Hobbes résout ainsi, d’une manière radicale et jusque-là inédite, le problème consubstantiel au christianisme dans sa relation au politique, la conciliation du pouvoir temporel et du pouvoir spirituel, du principe paulinien (« Celui qui s’oppose à l’autorité résiste à l’ordre que Dieu a établi [4]. ») et du principe pétrinien (« Il faut obéir à Dieu plutôt qu’aux hommes [5] »). En établissant une adéquation parfaite entre les sphères temporelle et spirituelle, toutes deux soumises au souverain civil, le philosophe abolit toute contradiction entre ces deux ordres. Néanmoins pour accomplir ce tour de force, Hobbes se voit contraint de renoncer à l’universalisme chrétien : le christianisme n’existe plus, il ne reste que des christianismes soumis aux souverains existants et qui, comme l’ancien royaume d’Israël avant eux, font de la religion le fondement de l’unité politique.
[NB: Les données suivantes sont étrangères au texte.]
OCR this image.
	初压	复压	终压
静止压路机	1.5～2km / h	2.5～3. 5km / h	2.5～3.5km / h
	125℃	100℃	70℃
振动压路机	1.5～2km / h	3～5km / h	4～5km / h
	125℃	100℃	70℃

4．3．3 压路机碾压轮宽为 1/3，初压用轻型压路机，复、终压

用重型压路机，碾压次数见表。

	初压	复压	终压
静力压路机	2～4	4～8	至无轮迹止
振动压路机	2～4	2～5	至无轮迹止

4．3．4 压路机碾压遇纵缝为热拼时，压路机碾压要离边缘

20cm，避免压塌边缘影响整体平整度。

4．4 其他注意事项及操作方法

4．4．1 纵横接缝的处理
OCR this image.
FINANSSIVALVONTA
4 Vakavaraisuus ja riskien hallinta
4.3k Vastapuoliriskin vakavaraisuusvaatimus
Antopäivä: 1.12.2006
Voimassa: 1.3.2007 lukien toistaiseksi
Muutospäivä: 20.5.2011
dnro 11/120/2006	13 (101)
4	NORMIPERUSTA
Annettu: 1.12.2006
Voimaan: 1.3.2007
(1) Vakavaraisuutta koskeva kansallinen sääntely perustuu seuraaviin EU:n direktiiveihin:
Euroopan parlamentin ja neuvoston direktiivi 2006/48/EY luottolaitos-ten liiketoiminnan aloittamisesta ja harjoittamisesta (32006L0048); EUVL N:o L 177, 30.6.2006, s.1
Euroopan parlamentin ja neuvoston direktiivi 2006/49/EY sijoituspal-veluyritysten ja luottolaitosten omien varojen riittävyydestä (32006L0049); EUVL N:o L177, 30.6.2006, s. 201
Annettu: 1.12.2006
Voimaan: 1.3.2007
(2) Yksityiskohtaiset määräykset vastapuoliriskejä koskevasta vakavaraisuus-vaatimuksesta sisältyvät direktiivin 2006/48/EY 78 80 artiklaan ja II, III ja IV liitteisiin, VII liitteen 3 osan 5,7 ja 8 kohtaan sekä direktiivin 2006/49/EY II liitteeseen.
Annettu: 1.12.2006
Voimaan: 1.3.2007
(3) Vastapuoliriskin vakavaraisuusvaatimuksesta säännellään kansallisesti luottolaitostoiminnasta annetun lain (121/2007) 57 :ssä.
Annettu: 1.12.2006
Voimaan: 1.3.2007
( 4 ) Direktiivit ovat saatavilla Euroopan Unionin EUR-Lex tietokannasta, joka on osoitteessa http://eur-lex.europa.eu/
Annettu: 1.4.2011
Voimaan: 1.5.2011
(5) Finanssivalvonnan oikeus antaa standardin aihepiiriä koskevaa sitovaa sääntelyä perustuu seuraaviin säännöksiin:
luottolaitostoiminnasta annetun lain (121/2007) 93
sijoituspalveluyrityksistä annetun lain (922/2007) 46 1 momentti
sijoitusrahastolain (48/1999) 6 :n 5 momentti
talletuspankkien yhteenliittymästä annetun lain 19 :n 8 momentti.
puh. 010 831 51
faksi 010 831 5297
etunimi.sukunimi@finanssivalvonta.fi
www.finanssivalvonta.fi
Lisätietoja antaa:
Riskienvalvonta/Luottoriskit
Le problème politique posé par le christianisme est donc tranché en dénaturant le christianisme lui-même, en abolissant son universalisme au profit d’une multitude de particularismes chrétiens. La solution prônée par Hobbes était visiblement beaucoup trop radicale pour son temps. La parution du Léviathan vaudra à son auteur la réputation d’athée, et plusieurs autorités éminentes de l’Église anglicane, tels John Bramhall, condamneront cet ouvrage avec véhémence. Toutefois, la justesse et la cohérence de la démarche hobbesienne seront soulignées, un siècle plus tard, par nul autre que Jean-Jacques Rousseau, pourtant par ailleurs très hostile au philosophe anglais : « De tous les Auteurs Chrétiens, dit en effet Rousseau, le philosophe Hobbes est le seul qui ait bien vu le mal et le remède, qui ait osé proposer de réunir les deux têtes de l’aigle, et de tout ramener à l’unité politique, sans laquelle jamais État ni gouvernement ne sera bien constitué. […] Ce n’est pas tant ce qu’il y a d’horrible et de faux dans sa politique que ce qu’il y a de juste et de vrai qui l’a rendue odieuse [6]. » Peut-on imaginer éloge plus flatteur que le compliment d’un adversaire ?
Notes :
[1] James R. Martel, « A Skeptical Theology », in Subverting the Leviathan. Reading Thomas Hobbes as a Radical Democrat, New York, Columbia University Press, 2007, p. 79-106.
[2] Thomas Hobbes, Leviathan. Or the Matter, Forme, & Power of a Common-Wealth Ecclesiasticall and Civill, éd. J.C.A. Gaskin, Oxford, Oxford University Press, 1996. Cette citation et les références suivantes ont été traduites par mes soins. Le lecteur francophone pourra en outre se reporter à la traduction de Gérard Mairet : Léviathan ou Matière, forme et puissance de l’Etat chrétien et civil, Paris, Gallimard, 2000.
[3] Cf. 2 Rois 5 : 18-19.
[4] Romains 13 : 2.
[5] Actes 5 : 29.
[6] Jean-Jacques Rousseau, Du Contrat social, IV, 8, éd. B. Bernardi, Paris, Flammarion, 2001.